L'eccezionalità che connota questo momento storico fa sì che il contributo che il giurista può dare sia per così dire a due dimensioni. È inevitabile partire dallo scrutinio delle centinaia di commi di cui si compone questo testo, mappando il perimetro di più stretto interesse per il civilista: l'esito dell'indagine è una fotografia che documenta i contenuti della nuova disciplina, ma non riesce a fornire una prospettiva adeguata sul futuro. È tuttavia necessario tentare di delineare le relazioni tra le nuove regole – elaborate in modo inevitabilmente frettoloso – ed il tessuto normativo preesistente, per comprendere l'effettiva portata delle novità introdotte dalla legislazione emergenziale e valutare in che misura essa possa riflettersi sui rapporti futuri. Se il presente contributo si colloca sul primo versante, quello informativo, non rinuncia del tutto ad offrire al lettore alcuni spunti per superare la (almeno apparente) frammentarietà della disciplina appena pubblicata.

2. Esiste oggi un generale diritto di rinegoziare?

Il confronto avviato dai civilisti in queste settimane ha un protagonista indiscusso: l'obbligo di rinegoziazione.

Alcuni autori [BENEDETTI-NATOLI] hanno affermato che in tempi eccezionali «si possono e si devono chiamare in campo la buona fede contrattuale e i principi costituzionali», onde preservare «scambi irrimediabilmente alterati». Di qui l'invocazione di un generale obbligo di rinegoziare i termini economici del rapporto contrattuale, in quanto «coerente con quella reciproca solidarietà tra i contraenti che il principio costituzionale di solidarietà economica e sociale impone». Onde assicurare la cooperazione della controparte, e non lasciare l'istituto privo di un meccanismo di tutela, è stato affermato che il rifiuto di ridiscutere «a tempo» il contenuto del contratto abiliterebbe la parte che invoca la rinegoziazione, non solo ad avvalersi dell'eccezione di inadempimento ex art. 1460 c.c., ma persino, attraverso una «modifica unilaterale dei termini [economici] del contratto», ad esercitare uno «ius variandi unilaterale» funzionale ad ottenere «l'autoriduzione della propria prestazione (fino alla misura che, consensualmente e solidaristicamente, poteva concordarsi)». Sempre in tale prospettiva, è stato suggerito che il contraente fedele possa fare ricorso anche all'art. 9, l. 1992/98, configurandosi il rifiuto di ricondurre ad equità i termini del rapporto contrattuale «come un abuso perpetrato in danno della parte che […] si trovi in una sopravvenuta situazione di dipendenza economica», cui porre rimedio attraverso la comminatoria di «nullità [del] patto originario non rinegoziato, sì da legittimare il rifiuto di adempiere agli originali termini» economici.

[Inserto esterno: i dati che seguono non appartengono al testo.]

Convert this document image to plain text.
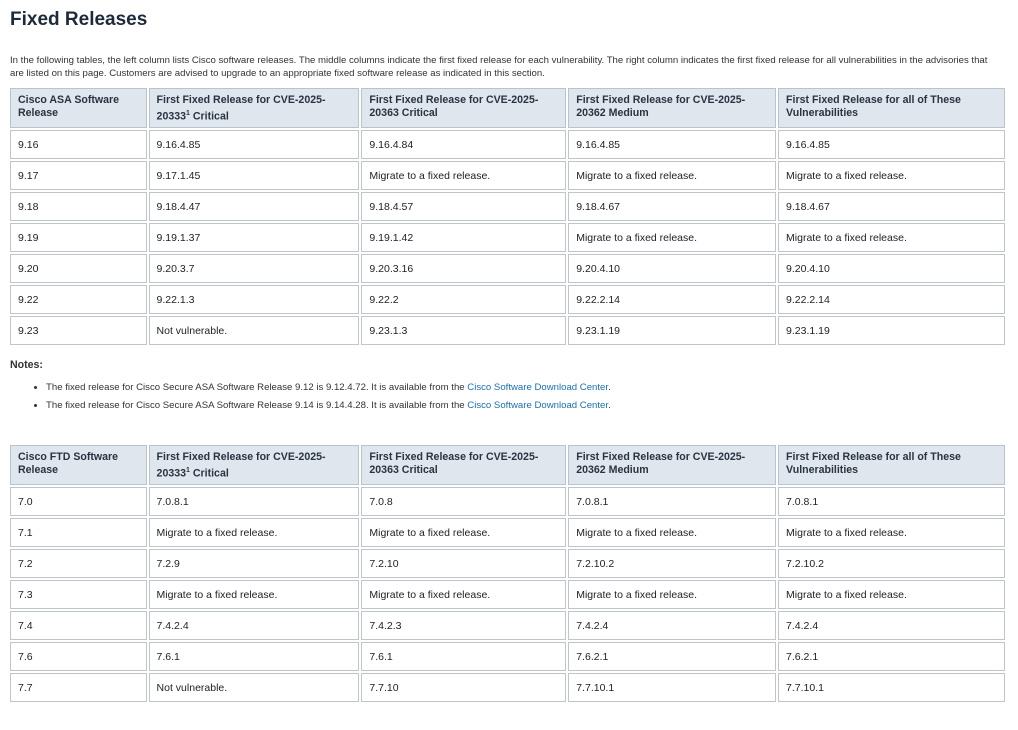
Fixed Releases

In the following tables, the left column lists Cisco software releases. The middle columns indicate the first fixed release for each vulnerability. The right column indicates the first fixed release for all vulnerabilities in the advisories that are listed on this page. Customers are advised to upgrade to an appropriate fixed software release as indicated in this section.

Cisco ASA Software Release	First Fixed Release for CVE-2025-20333$^1$ Critical	First Fixed Release for CVE-2025-20363 Critical	First Fixed Release for CVE-2025-20362 Medium	First Fixed Release for all of These Vulnerabilities
9.16	9.16.4.85	9.16.4.84	9.16.4.85	9.16.4.85
9.17	9.17.1.45	Migrate to a fixed release.	Migrate to a fixed release.	Migrate to a fixed release.
9.18	9.18.4.47	9.18.4.57	9.18.4.67	9.18.4.67
9.19	9.19.1.37	9.19.1.42	Migrate to a fixed release.	Migrate to a fixed release.
9.20	9.20.3.7	9.20.3.16	9.20.4.10	9.20.4.10
9.22	9.22.1.3	9.22.2	9.22.2.14	9.22.2.14
9.23	Not vulnerable.	9.23.1.3	9.23.1.19	9.23.1.19
Notes:
• The fixed release for Cisco Secure ASA Software Release 9.12 is 9.12.4.72. It is available from the Cisco Software Download Center.
• The fixed release for Cisco Secure ASA Software Release 9.14 is 9.14.4.28. It is available from the Cisco Software Download Center.
Cisco FTD Software Release	First Fixed Release for CVE-2025-20333$^1$ Critical	First Fixed Release for CVE-2025-20363 Critical	First Fixed Release for CVE-2025-20362 Medium	First Fixed Release for all of These Vulnerabilities
7.0	7.0.8.1	7.0.8	7.0.8.1	7.0.8.1
7.1	Migrate to a fixed release.	Migrate to a fixed release.	Migrate to a fixed release.	Migrate to a fixed release.
7.2	7.2.9	7.2.10	7.2.10.2	7.2.10.2
7.3	Migrate to a fixed release.	Migrate to a fixed release.	Migrate to a fixed release.	Migrate to a fixed release.
7.4	7.4.2.4	7.4.2.3	7.4.2.4	7.4.2.4
7.6	7.6.1	7.6.1	7.6.2.1	7.6.2.1
7.7	Not vulnerable.	7.7.10	7.7.10.1	7.7.10.1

Non sono, per contro, mancate voci che hanno messo in dubbio la ricostruzione poc'anzi illustrata, evidenziandone l'indesiderabilità ove solo si presti attenzione agli incalcolabili costi transattivi che una rinegoziazione «affidata solo [alla] clausola generale di buona fede» porterebbe inevitabilmente con sé; costi che «non potrebbero essere verosimilmente sopportati dallo Stato, chiamato in questo momento ad uno sforzo finanziario di proporzioni inaudite» [Scognamiglio]. Non si può poi non considerare, come è stato osservato, che «l'incertezza del contesto, e l'impossibilità di fare previsioni, è tale da rendere insensato rinegoziare oggi le condizioni dei contratti in corso [in quanto] se contrattare vuol dire calcolare, è inutile contrattare dove non si può calcolare» [MAFFEIS].

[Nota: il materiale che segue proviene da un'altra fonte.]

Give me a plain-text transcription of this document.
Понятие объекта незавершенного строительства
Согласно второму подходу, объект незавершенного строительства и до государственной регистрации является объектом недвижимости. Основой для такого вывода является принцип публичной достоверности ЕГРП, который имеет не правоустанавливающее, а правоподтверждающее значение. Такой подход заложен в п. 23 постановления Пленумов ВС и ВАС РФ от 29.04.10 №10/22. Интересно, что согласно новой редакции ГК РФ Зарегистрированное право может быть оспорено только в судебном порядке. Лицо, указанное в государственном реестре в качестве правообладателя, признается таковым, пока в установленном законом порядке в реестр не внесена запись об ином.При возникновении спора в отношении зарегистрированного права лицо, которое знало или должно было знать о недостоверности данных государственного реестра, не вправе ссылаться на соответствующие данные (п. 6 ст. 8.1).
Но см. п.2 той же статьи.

Il rischio che al disastro sanitario, sociale ed economico segua «anche un'aspra e complessa contesa giudiziaria imperniata sulla disciplina delle sopravvenienze» [MACARIO] è tutt'altro che da scartare. Ciò induce ad affermare che il punto di partenza da cui il giurista deve necessariamente muovere, per una elementare ed insopprimibile esigenza di autoconservazione del sistema, è un'attenta valutazione in termini di politica del diritto: la cura che si somministra deve auspicabilmente far sopravvivere il paziente, non ucciderlo.

3. La cura somministrata dal legislatore: temporanea ibernazione dei contratti in essere.

Prima di avanzare qualche considerazione, occorre riordinare un poco il magmatico dato normativo. Nella rete a strascico con cui il giurista pesca nei commi della legislazione emergenziale finisce, infatti, una nutrita serie di disposizioni che è necessario provare a selezionare ed organizzare. Ecco i primi risultati.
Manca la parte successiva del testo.